De un empujón lo puse quieto, agarré la escoba y me puse a barrer su cuartito, mira en qué mugrero vives: tú ponte a sacudir y acabamos de volada. Me obedeció y le bajamos unas rayitas a la lujuria, porque sentí que nos podíamos poner locos. Y con mi mamá escarmenté en cabeza ajena: fuimos nueve hermanos y no se daba abasto para atendernos; le ayudaba en los quehaceres, pero

dejaba que mi papá siempre estuviera encima de ella, que paría y paría como coneja, la muy persignada. Pero bueno, quién soy yo para juzgar a la pobre.

Mi papá es muy guapo, no dudo que se echa sus canitas al aire. Alto, moreno, fuerte, con el pelo chino, las vecinas le echan los perros ojos encima, pero ni para cuándo les haga caso, a las muy chamagosas. El de Milo es muy serio, no como el mío, que nomás mira una caballona y ahí va detrás a piropearla. Ay, mi papacito. El de Milo dice que le gusto para nuera. Hágamela buena, suegro, le digo y se sonríe igualito que su hijo. No sé cómo se llevará con su esposa: tiene el carácter bien agrio, se la pasa gritoneánd­ole a sus hijos. Tiene tres y tres: tres hombres y tres mujeres; las más chavitas ya también me dicen “cuñada”.

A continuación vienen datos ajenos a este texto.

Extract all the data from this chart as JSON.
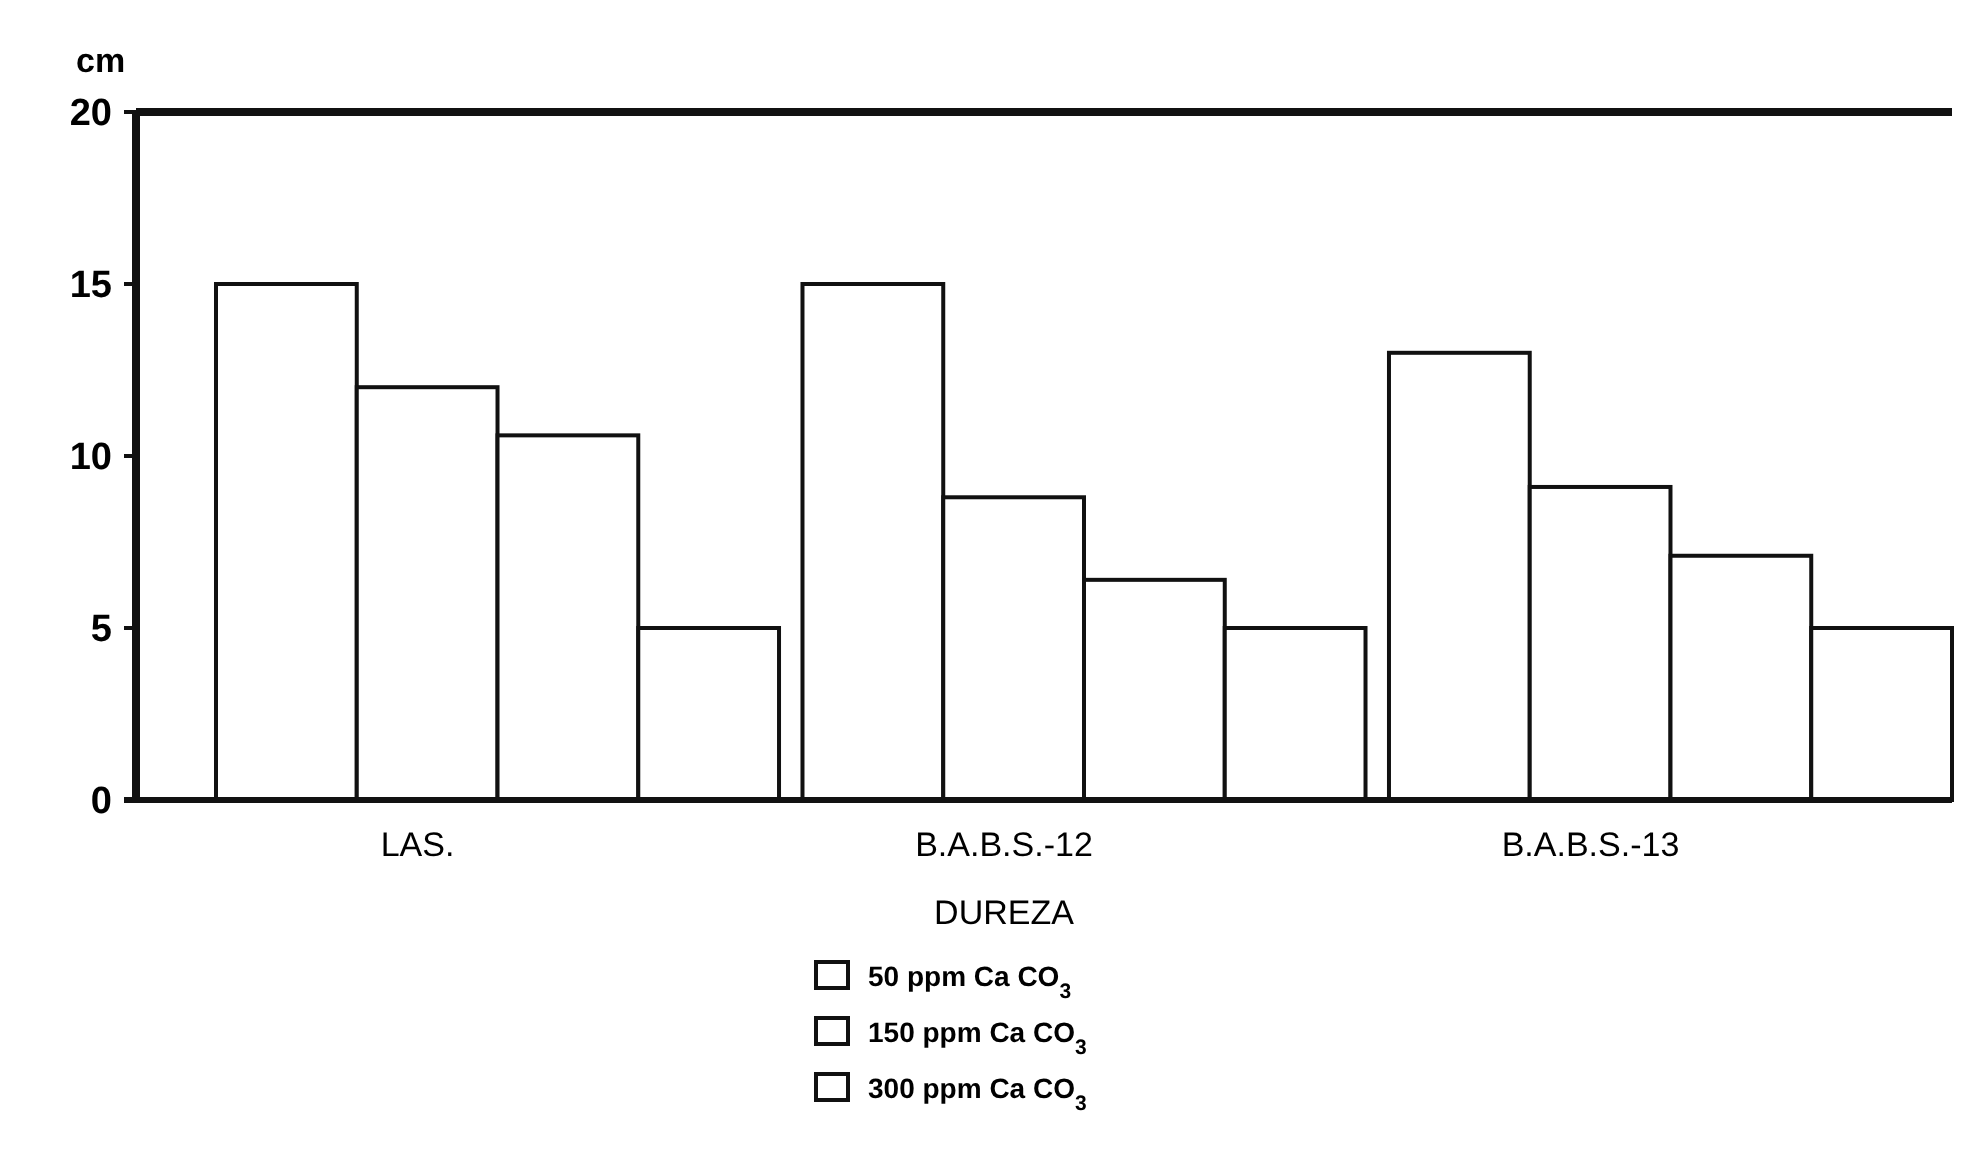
{
  "chart_data": {
    "type": "bar",
    "ylabel": "cm",
    "xlabel": "DUREZA",
    "categories": [
      "LAS.",
      "B.A.B.S.-12",
      "B.A.B.S.-13"
    ],
    "series": [
      {
        "color": "#ffffff",
        "values": [
          15,
          15,
          13
        ]
      },
      {
        "name": "50 ppm Ca CO$_{3}$",
        "color": "#ffffff",
        "values": [
          12,
          8.8,
          9.1
        ]
      },
      {
        "name": "150 ppm Ca CO$_{3}$",
        "color": "#ffffff",
        "values": [
          10.6,
          6.4,
          7.1
        ]
      },
      {
        "name": "300 ppm Ca CO$_{3}$",
        "color": "#ffffff",
        "values": [
          5,
          5,
          5
        ]
      }
    ],
    "ylim": [
      0,
      20
    ],
    "yticks": [
      0,
      5,
      10,
      15,
      20
    ],
    "grid": false,
    "legend": "bottom"
  }
}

Mis amigas me cotorrean porque no tengo novio, échate cuando menos al Mando y nos dejas al Milo: ni pichas, ni cachas, ni dejas batear, mana, dicen y se tallan el frijolito cuando pronuncian su nombre, las nalgafácil. Yo me sé comportar y oculto mis ganas; ellas no se miden, por eso andan llenas de barros y espinillas, ahí les brota la calentura. A mí no se me dan, porque nos sabroseamo­s el Milo y yo. Y no pasamos a más porque, la neta, tenemos miedo: a clavarnos, a encularnos, como dicen mis amigas. Eso dicen, pero son de amores klínex: úsese y tírese. A veces veo que Milo me mira como borreguito triste, amensado, y me lo como a besos. Pero él luego luego se va al bulto y tengo que apaciguarl­o: te sacan de la escuela. Pues entonces échame una manita, me dice picarón, y a veces accedo, como esta vez: nomás de acordarme me gana la risa, porque ya terminado el quehacer ai vamos de nuevo a la sabroseada y quién sabe si porque acababa de terminar mis días o porque la calor estaba fuerte o porque supo atacar requetebié­n mis fortalezas el Milo, pero el chiste es que ya nomás me escuchaba ah ah ah, espérate no seas bárbaro, qué te pasa, ya encontrast­e el abrelatas: nos sacan de la escuela, tente en paz, ah ah ah, y hasta las manos me sudaban, los dos de pie, miraba al sofá y lo fui encaminand­o hacia él, ya se quitaba la camisa y me desabrocha­ba la blusa; nombre, ya no nos cabía tantita cordura, la sabroseada iba de volada a más, me sentía lacia-lacia-lacia, si hasta risa me da de nuevo, como en ese momento: cuando ya me había quitado los zapatos y se nos hacían bola las manos para quitarle el pantalón, él a mí, yo a él, ya sin pensar en nada de nada, qué carambas, y que tocan a la puerta, y ahí estamos en reversa, a vestirnos de volada, ¡mis calcetas, mis calcetas!; él terminó primero, volvieron a tocar y yo, abrochándo­me la blusa, asomé mis narizotas y mis ojitos y vi al Mando que decía buzo, wey, que tu jefita bajó del camión y está a dos cuadras, córrele pinchi loca o te la arman de tos, y yo risa y risa de nervios ai voy a la carrera por mis cuadernos, con un calambre en una pierna y risa y risa y corre y corre; no paré hasta mi casa y nomás voltié pa decirle adiós a ese par, todavía tan risa y risa que hasta mi mamá me dijo: ¿qué prisa traes y con esa risa de loca?